In this study, we describe the first automated procedure for the measurement of cortisol levels in human hair. The novel technic presented in this work represents an original, economic, available method, allowing the assessment of several samples at the same time.

Nowadays, hair cortisol is considered an appropriate biological marker for chronic stress10,19 and also a biomarker of alterations in HPA axis such as cyclic CS and adrenal insufficiency2,19,20,21,22. The most commonly used method for hair cortisol evaluation is MS although its application in clinical laboratories in our country is limited. Alternatively, a salivary Enzyme-Linked Immunosorbent Assay (ELISA) non-automated method has been proposed for hair cortisol measurement. Still, this alternative method allows the evaluation of a limited number of samples and presents high coefficients of variation which are typical in manual procedures.

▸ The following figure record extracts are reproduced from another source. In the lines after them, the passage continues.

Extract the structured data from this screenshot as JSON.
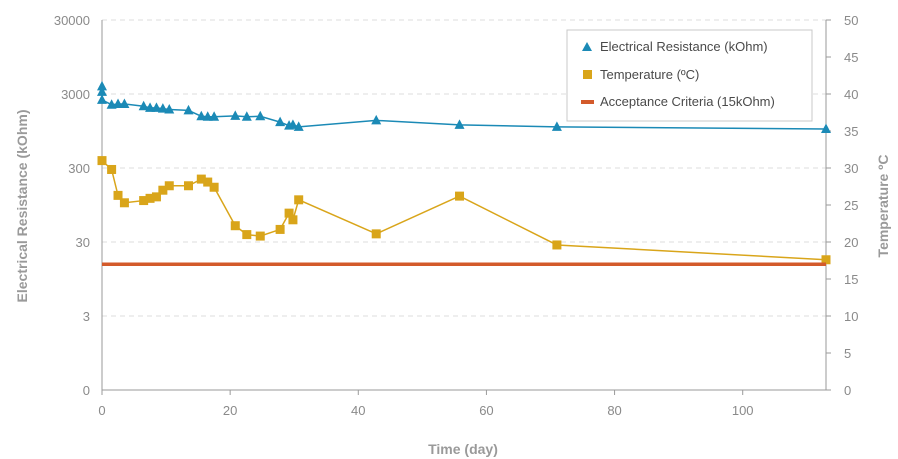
{
  "chart_data": {
    "type": "line",
    "title": "",
    "xlabel": "Time (day)",
    "ylabel_left": "Electrical Resistance (kOhm)",
    "ylabel_right": "Temperature ºC",
    "x_ticks": [
      "0",
      "20",
      "40",
      "60",
      "80",
      "100"
    ],
    "y_left_ticks": [
      "0",
      "3",
      "30",
      "300",
      "3000",
      "30000"
    ],
    "y_right_ticks": [
      "0",
      "5",
      "10",
      "15",
      "20",
      "25",
      "30",
      "35",
      "40",
      "45",
      "50"
    ],
    "xlim": [
      0,
      113
    ],
    "y_left_scale": "log",
    "y_left_range": [
      0,
      30000
    ],
    "y_right_range": [
      0,
      50
    ],
    "grid": "horizontal dashed",
    "legend_position": "top-right",
    "series": [
      {
        "name": "Electrical Resistance (kOhm)",
        "axis": "left",
        "color": "#1b8ab6",
        "marker": "triangle",
        "points": [
          [
            0,
            3800
          ],
          [
            0,
            3200
          ],
          [
            0,
            2500
          ],
          [
            1.5,
            2150
          ],
          [
            2.5,
            2200
          ],
          [
            3.5,
            2200
          ],
          [
            6.5,
            2050
          ],
          [
            7.5,
            1950
          ],
          [
            8.5,
            1950
          ],
          [
            9.5,
            1900
          ],
          [
            10.5,
            1850
          ],
          [
            13.5,
            1800
          ],
          [
            15.5,
            1500
          ],
          [
            16.5,
            1480
          ],
          [
            17.5,
            1480
          ],
          [
            20.8,
            1520
          ],
          [
            22.6,
            1480
          ],
          [
            24.7,
            1500
          ],
          [
            27.8,
            1250
          ],
          [
            29.2,
            1120
          ],
          [
            29.8,
            1150
          ],
          [
            30.7,
            1080
          ],
          [
            42.8,
            1320
          ],
          [
            55.8,
            1150
          ],
          [
            71,
            1080
          ],
          [
            113,
            1010
          ]
        ]
      },
      {
        "name": "Temperature (ºC)",
        "axis": "right",
        "color": "#d9a51a",
        "marker": "square",
        "points": [
          [
            0,
            31
          ],
          [
            1.5,
            29.8
          ],
          [
            2.5,
            26.3
          ],
          [
            3.5,
            25.3
          ],
          [
            6.5,
            25.6
          ],
          [
            7.5,
            25.9
          ],
          [
            8.5,
            26.1
          ],
          [
            9.5,
            27
          ],
          [
            10.5,
            27.6
          ],
          [
            13.5,
            27.6
          ],
          [
            15.5,
            28.5
          ],
          [
            16.5,
            28.1
          ],
          [
            17.5,
            27.4
          ],
          [
            20.8,
            22.2
          ],
          [
            22.6,
            21
          ],
          [
            24.7,
            20.8
          ],
          [
            27.8,
            21.7
          ],
          [
            29.2,
            23.9
          ],
          [
            29.8,
            23
          ],
          [
            30.7,
            25.7
          ],
          [
            42.8,
            21.1
          ],
          [
            55.8,
            26.2
          ],
          [
            71,
            19.6
          ],
          [
            113,
            17.6
          ]
        ]
      },
      {
        "name": "Acceptance Criteria (15kOhm)",
        "axis": "left",
        "color": "#d35a2b",
        "marker": "line",
        "points": [
          [
            0,
            15
          ],
          [
            113,
            15
          ]
        ]
      }
    ]
  }
}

With the procedure described in this study, we evaluated hair cortisol levels in individuals with dyed and undyed hair and no statistical differences were found, either in dyed or undyed hair belonging to the same individual. Previous studies found decreased hair cortisol levels measured with an ELISA method when hair was in vitro dyed10,14, but other studies applying MS found non-significant differences23, in agreement with our results.

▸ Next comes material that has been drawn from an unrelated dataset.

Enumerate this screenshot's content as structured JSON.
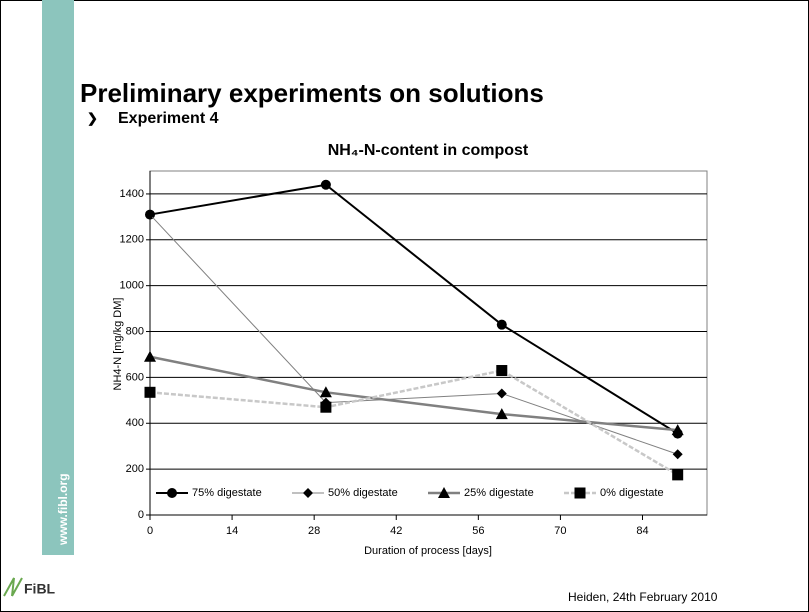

Regarding the effect of washing hair samples previously with isopropanol, no differences in hair cortisol levels were found in our study. This result is in accordance with previous researches23, however, others have described a decrease in hair cortisol levels, when hair was washed excessively24. High cortisol levels were found in dandruff shampoo confirming the presence of an interference. Even though, in vitro hair treatment with this shampoo did not increase hair cortisol levels. Strikingly, hair cortisol levels of current users of this shampoo revealed high hair cortisol levels, probably as a consequence of its routine use.

The procedure presented in this study was compared with MS, verifying the presence of cortisol in the samples after the extractive procedure described for automated analysis. Moreover, those hair samples, measured by the proposed automated method, with cortisol concentrations below LOQ were also not detected by MS.

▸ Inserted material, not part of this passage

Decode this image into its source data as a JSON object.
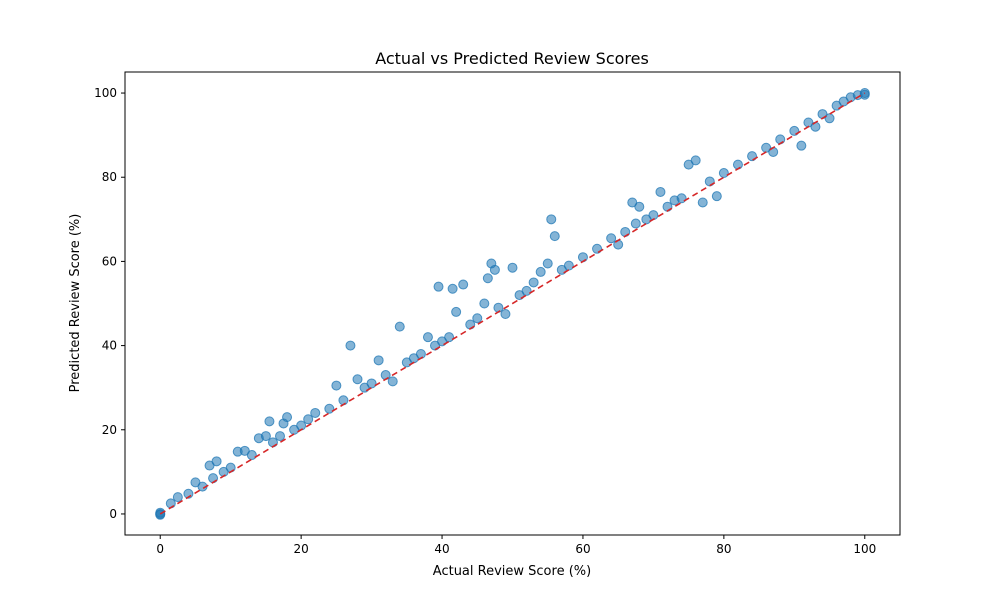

The reference interval for the novel procedure was obtained from healthy individuals with low levels of stress, in accordance with those reported by Sauve et al.10 and Raul et al.25 using ELISA and MS, respectively.

Hair length could represent a limitation for hair cortisol measurement with the automated method, especially in men, who mostly present short hair or are bald. In these cases, an alternative matrix should be used.

The novel procedure presented here shows an adequate analytical performance, providing the advantage of allowing the measurement of a high number of samples in a short time and with low cost.